Tutorial: Loading data into Amazon Keyspaces using DSBulk - Amazon Keyspaces (for Apache Cassandra)

Tutorial: Loading data into Amazon Keyspaces using DSBulk

This step-by-step tutorial guides you through migrating data from Apache Cassandra to Amazon Keyspaces using the DataStax Bulk Loader (DSBulk) available on GitHub. Using DSBulk is useful to upload datasets to Amazon Keyspaces for academic or test purposes. For more information about how to migrate production workloads, see Offline migration process: Apache Cassandra to Amazon Keyspaces. In this tutorial, you complete the following steps.

Prerequisites – Set up an AWS account with credentials, create a JKS trust store file for the certificate, configure cqlsh, download and install DSBulk, and configure an application.conf file.

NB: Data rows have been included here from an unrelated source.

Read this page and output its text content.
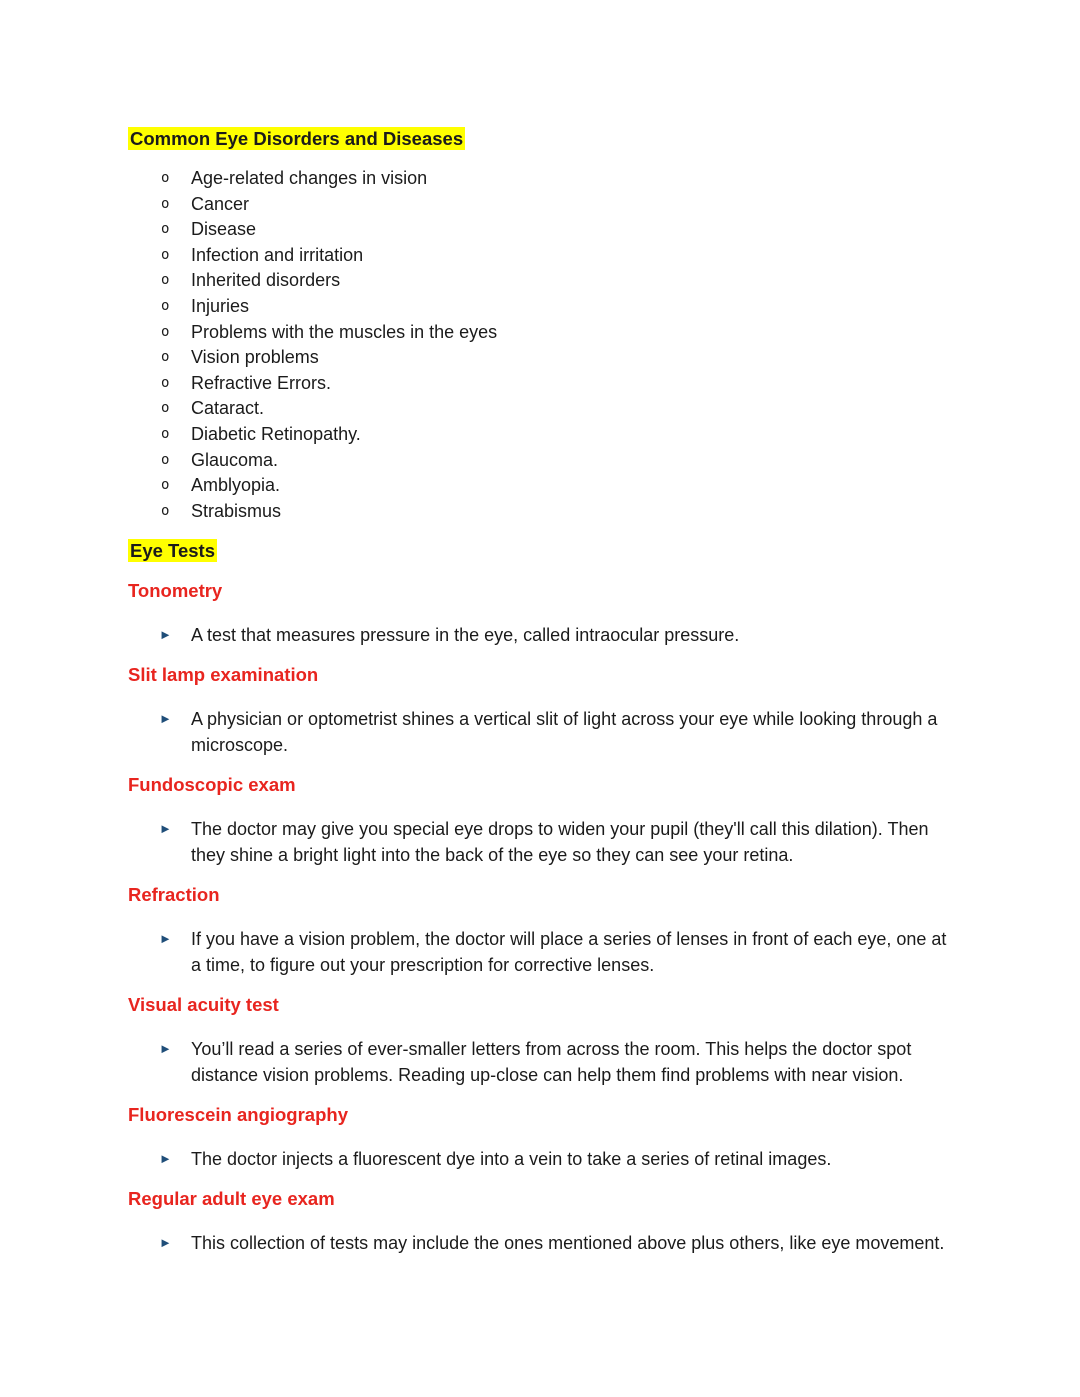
Common Eye Disorders and Diseases
o Age-related changes in vision
o Cancer
o Disease
o Infection and irritation
o Inherited disorders
o Injuries
o Problems with the muscles in the eyes
o Vision problems
o Refractive Errors.
o Cataract.
o Diabetic Retinopathy.
o Glaucoma.
o Amblyopia.
o Strabismus
Eye Tests
Tonometry
► A test that measures pressure in the eye, called intraocular pressure.
Slit lamp examination
► A physician or optometrist shines a vertical slit of light across your eye while looking through a microscope.
Fundoscopic exam
► The doctor may give you special eye drops to widen your pupil (they'll call this dilation). Then they shine a bright light into the back of the eye so they can see your retina.
Refraction
► If you have a vision problem, the doctor will place a series of lenses in front of each eye, one at a time, to figure out your prescription for corrective lenses.
Visual acuity test
► You’ll read a series of ever-smaller letters from across the room. This helps the doctor spot distance vision problems. Reading up-close can help them find problems with near vision.
Fluorescein angiography
► The doctor injects a fluorescent dye into a vein to take a series of retinal images.
Regular adult eye exam
► This collection of tests may include the ones mentioned above plus others, like eye movement.
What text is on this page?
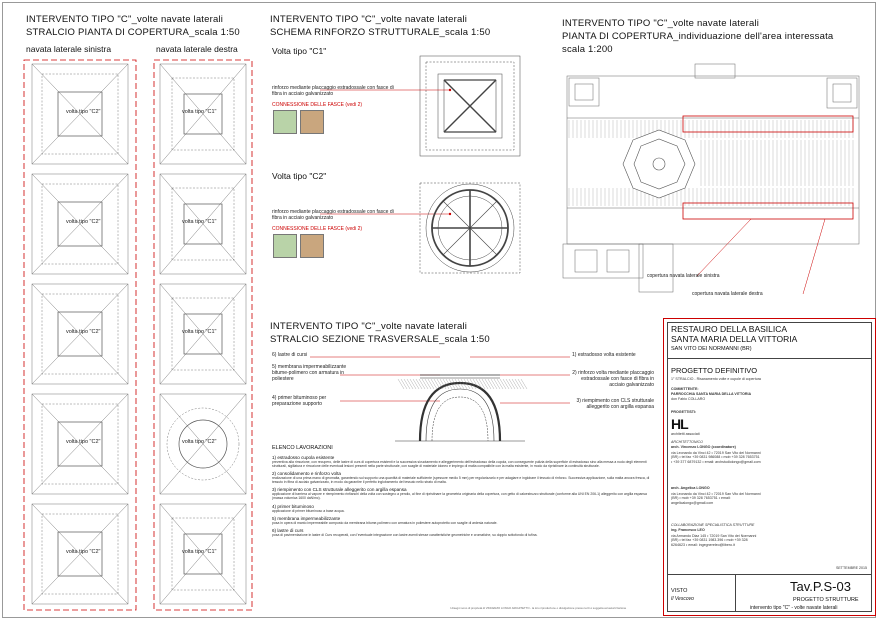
INTERVENTO TIPO "C"_volte navate laterali
STRALCIO PIANTA DI COPERTURA_scala 1:50
navata laterale sinistra	navata laterale destra
volta tipo "C2"
volta tipo "C2"
volta tipo "C2"
volta tipo "C2"
volta tipo "C2"
volta tipo "C1"
volta tipo "C1"
volta tipo "C1"
volta tipo "C2"
volta tipo "C1"
INTERVENTO TIPO "C"_volte navate laterali
SCHEMA RINFORZO STRUTTURALE_scala 1:50
Volta tipo "C1"
Volta tipo "C2"
rinforzo mediante placcaggio estradossale con fasce di fibra in acciaio galvanizzato
CONNESSIONE DELLE FASCE (vedi 2)
rinforzo mediante placcaggio estradossale con fasce di fibra in acciaio galvanizzato
CONNESSIONE DELLE FASCE (vedi 2)
INTERVENTO TIPO "C"_volte navate laterali
PIANTA DI COPERTURA_individuazione dell'area interessata
scala 1:200
copertura navata laterale sinistra
copertura navata laterale destra
INTERVENTO TIPO "C"_volte navate laterali
STRALCIO SEZIONE TRASVERSALE_scala 1:50
6) lastre di cursi
5) membrana impermeabilizzante bitume-polimero con armatura in poliestere
4) primer bituminoso per preparazione supporto
1) estradosso volta esistente
2) rinforzo volta mediante placcaggio estradossale con fasce di fibra in acciaio galvanizzato
3) riempimento con CLS strutturale alleggerito con argilla espansa
ELENCO LAVORAZIONI
1) estradosso cupola esistente
preventiva alla rimozione, con recupero, delle lastre di curs di copertura esistenti e la successiva sivuotamento e alleggerimento dell'estradosso della cupola, con conseguente pulizia della superficie di estradosso sino alla messa a nudo degli elementi strutturali, sigillatura e rimozione delle eventuali lesioni presenti nella parte strutturale, con scaglie di materiale idoneo e impiego di malta compatibile con la malta esistente, in modo da ripristinare la continuità strutturale.
2) consolidamento e rinforzo volta
realizzazione di una prima mano di geomalta, garantendo sul supporto una quantità di materiale sufficiente (spessore medio 5 mm) per regolarizzarlo e per adagiare e inglobare il tessuto di rinforzo. Successiva applicazione, sulla malta ancora fresca, di tessuto in fibra di acciaio galvanizzato, in modo da garantire il perfetto inglobamento del tessuto nello strato di malta.
3) riempimento con CLS strutturale alleggerito con argilla espansa
applicazione di barriera al vapore e riempimento rinfianchi della volta con sostegno a pendio, al fine di ripristinare la geometria originaria della copertura, con getto di calcestruzzo strutturale (conforme alla UNI EN 206-1) alleggerito con argilla espansa (massa volumica 1600 daN/mc).
4) primer bituminoso
applicazione di primer bituminoso a base acqua.
5) membrana impermeabilizzante
posa in opera di manto impermeabile composto da membrana bitume-polimero con armatura in poliestere autoprotetto con scaglie di ardesia naturale.
6) lastre di curs
posa di pavimentazione in lastre di Curs recuperati, con l'eventuale integrazione con lastre aventi stesse caratteristiche geometriche e cromatiche, su doppio sottofondo di tufina.
RESTAURO DELLA BASILICA
SANTA MARIA DELLA VITTORIA
SAN VITO DEI NORMANNI (BR)
PROGETTO DEFINITIVO
1° STRALCIO - Risanamento volte e cupole di copertura
COMMITTENTE:
PARROCCHIA SANTA MARIA DELLA VITTORIA
don Fabio COLLARO
PROGETTISTI:
HL
architetti associati
ARCHITETTONICO
arch. Vincenzo LONGO (coordinatore)
via Leonardo da Vinci 42 • 72019 San Vito dei Normanni (BR) • tel fax +39 0831 986088 • mob +39 328 7653751 • +39 377 6879132 • email: archstudiolongo@gmail.com
arch. Angelica LONGO
via Leonardo da Vinci 42 • 72019 San Vito dei Normanni (BR) • mob +39 328 7653751 • email: angelicalongo@gmail.com
COLLABORAZIONE SPECIALISTICA STRUTTURE
ing. Francesco LEO
via Armando Diaz 145 • 72019 San Vito dei Normanni (BR) • tel fax +39 0831 1983.396 • mob +39 328 6264623 • email: ingegnereleo@libero.it
SETTEMBRE 2015
VISTO
Il Vescovo
Tav.P.S-03
PROGETTO STRUTTURE
intervento tipo "C" - volte navate laterali
I disegni sono di proprietà di VINCENZO LONGO ARCHITETTO - la loro riproduzione o divulgazione presso terzi è soggetta ad autorizzazione
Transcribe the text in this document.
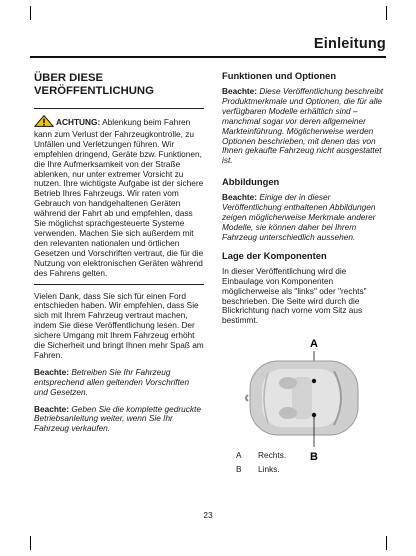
Einleitung
ÜBER DIESE VERÖFFENTLICHUNG
ACHTUNG: Ablenkung beim Fahren kann zum Verlust der Fahrzeugkontrolle, zu Unfällen und Verletzungen führen. Wir empfehlen dringend, Geräte bzw. Funktionen, die Ihre Aufmerksamkeit von der Straße ablenken, nur unter extremer Vorsicht zu nutzen. Ihre wichtigste Aufgabe ist der sichere Betrieb Ihres Fahrzeugs. Wir raten vom Gebrauch von handgehaltenen Geräten während der Fahrt ab und empfehlen, dass Sie möglichst sprachgesteuerte Systeme verwenden. Machen Sie sich außerdem mit den relevanten nationalen und örtlichen Gesetzen und Vorschriften vertraut, die für die Nutzung von elektronischen Geräten während des Fahrens gelten.

Vielen Dank, dass Sie sich für einen Ford entschieden haben. Wir empfehlen, dass Sie sich mit Ihrem Fahrzeug vertraut machen, indem Sie diese Veröffentlichung lesen. Der sichere Umgang mit Ihrem Fahrzeug erhöht die Sicherheit und bringt Ihnen mehr Spaß am Fahren.

Beachte: Betreiben Sie Ihr Fahrzeug entsprechend allen geltenden Vorschriften und Gesetzen.

Beachte: Geben Sie die komplette gedruckte Betriebsanleitung weiter, wenn Sie Ihr Fahrzeug verkaufen.

Funktionen und Optionen

Beachte: Diese Veröffentlichung beschreibt Produktmerkmale und Optionen, die für alle verfügbaren Modelle erhältlich sind – manchmal sogar vor deren allgemeiner Markteinführung. Möglicherweise werden Optionen beschrieben, mit denen das von Ihnen gekaufte Fahrzeug nicht ausgestattet ist.

Abbildungen

Beachte: Einige der in dieser Veröffentlichung enthaltenen Abbildungen zeigen möglicherweise Merkmale anderer Modelle, sie können daher bei Ihrem Fahrzeug unterschiedlich aussehen.

Lage der Komponenten

In dieser Veröffentlichung wird die Einbaulage von Komponenten möglicherweise als "links" oder "rechts" beschrieben. Die Seite wird durch die Blickrichtung nach vorne vom Sitz aus bestimmt.

A
B
A Rechts.
B Links.
23
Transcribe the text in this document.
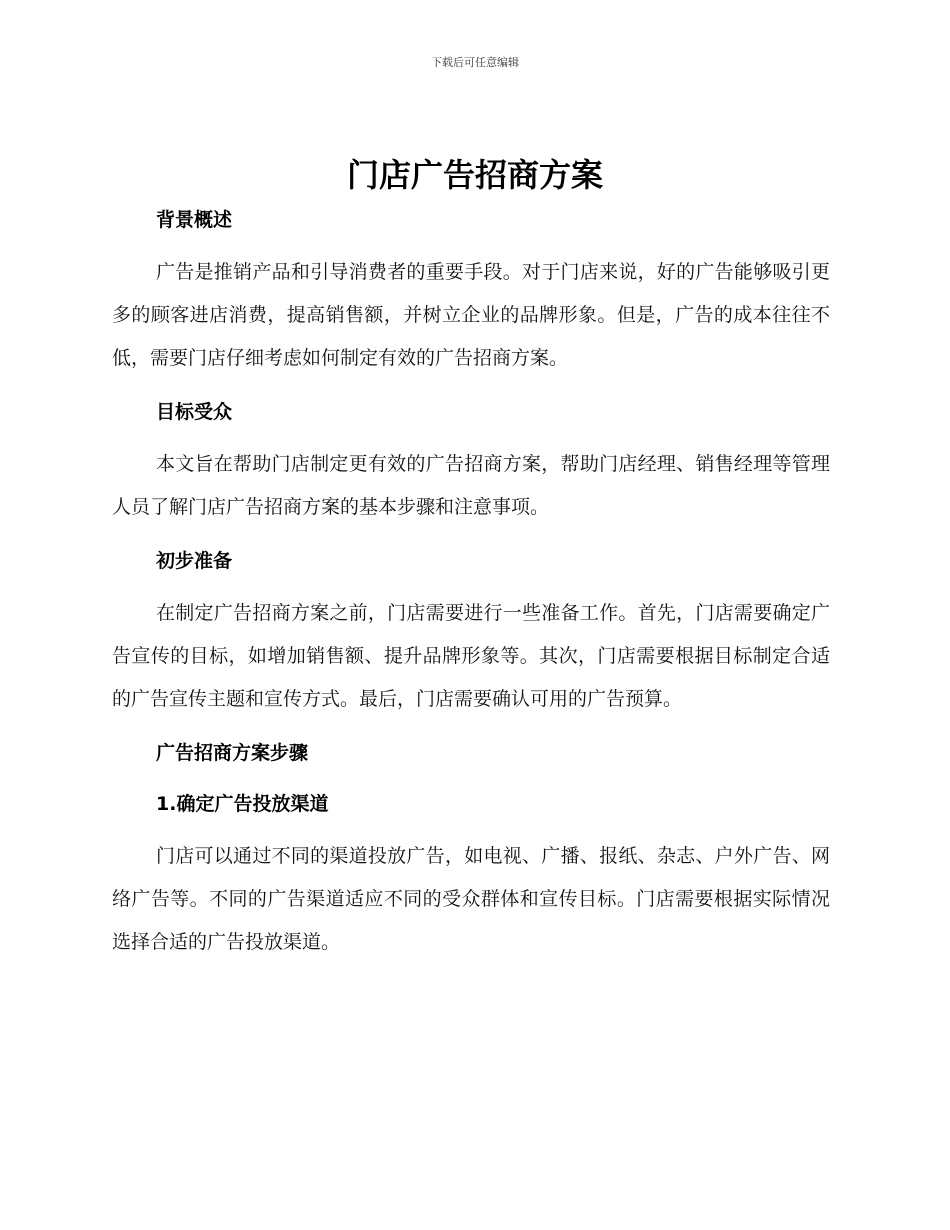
下载后可任意编辑
门店广告招商方案
背景概述

广告是推销产品和引导消费者的重要手段。对于门店来说，好的广告能够吸引更多的顾客进店消费，提高销售额，并树立企业的品牌形象。但是，广告的成本往往不低，需要门店仔细考虑如何制定有效的广告招商方案。

目标受众

本文旨在帮助门店制定更有效的广告招商方案，帮助门店经理、销售经理等管理人员了解门店广告招商方案的基本步骤和注意事项。

初步准备

在制定广告招商方案之前，门店需要进行一些准备工作。首先，门店需要确定广告宣传的目标，如增加销售额、提升品牌形象等。其次，门店需要根据目标制定合适的广告宣传主题和宣传方式。最后，门店需要确认可用的广告预算。

广告招商方案步骤
1.确定广告投放渠道

门店可以通过不同的渠道投放广告，如电视、广播、报纸、杂志、户外广告、网络广告等。不同的广告渠道适应不同的受众群体和宣传目标。门店需要根据实际情况选择合适的广告投放渠道。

  1. Create source CSV and target table – Prepare a CSV file as the source data and create the target keyspace and table in Amazon Keyspaces.

  2. Prepare the data – Randomize the data in the CSV file and analyze it to determine the average and maximum row sizes.

  3. Set throughput capacity – Calculate the required write capacity units (WCUs) based on the data size and desired load time, and configure the table's provisioned capacity.

  4. Configure DSBulk settings – Create a DSBulk configuration file with settings like authentication, SSL/TLS, consistency level, and connection pool size.

  5. Run the DSBulk load command – Run the DSBulk load command to upload the data from the CSV file to the Amazon Keyspaces table, and monitor the progress.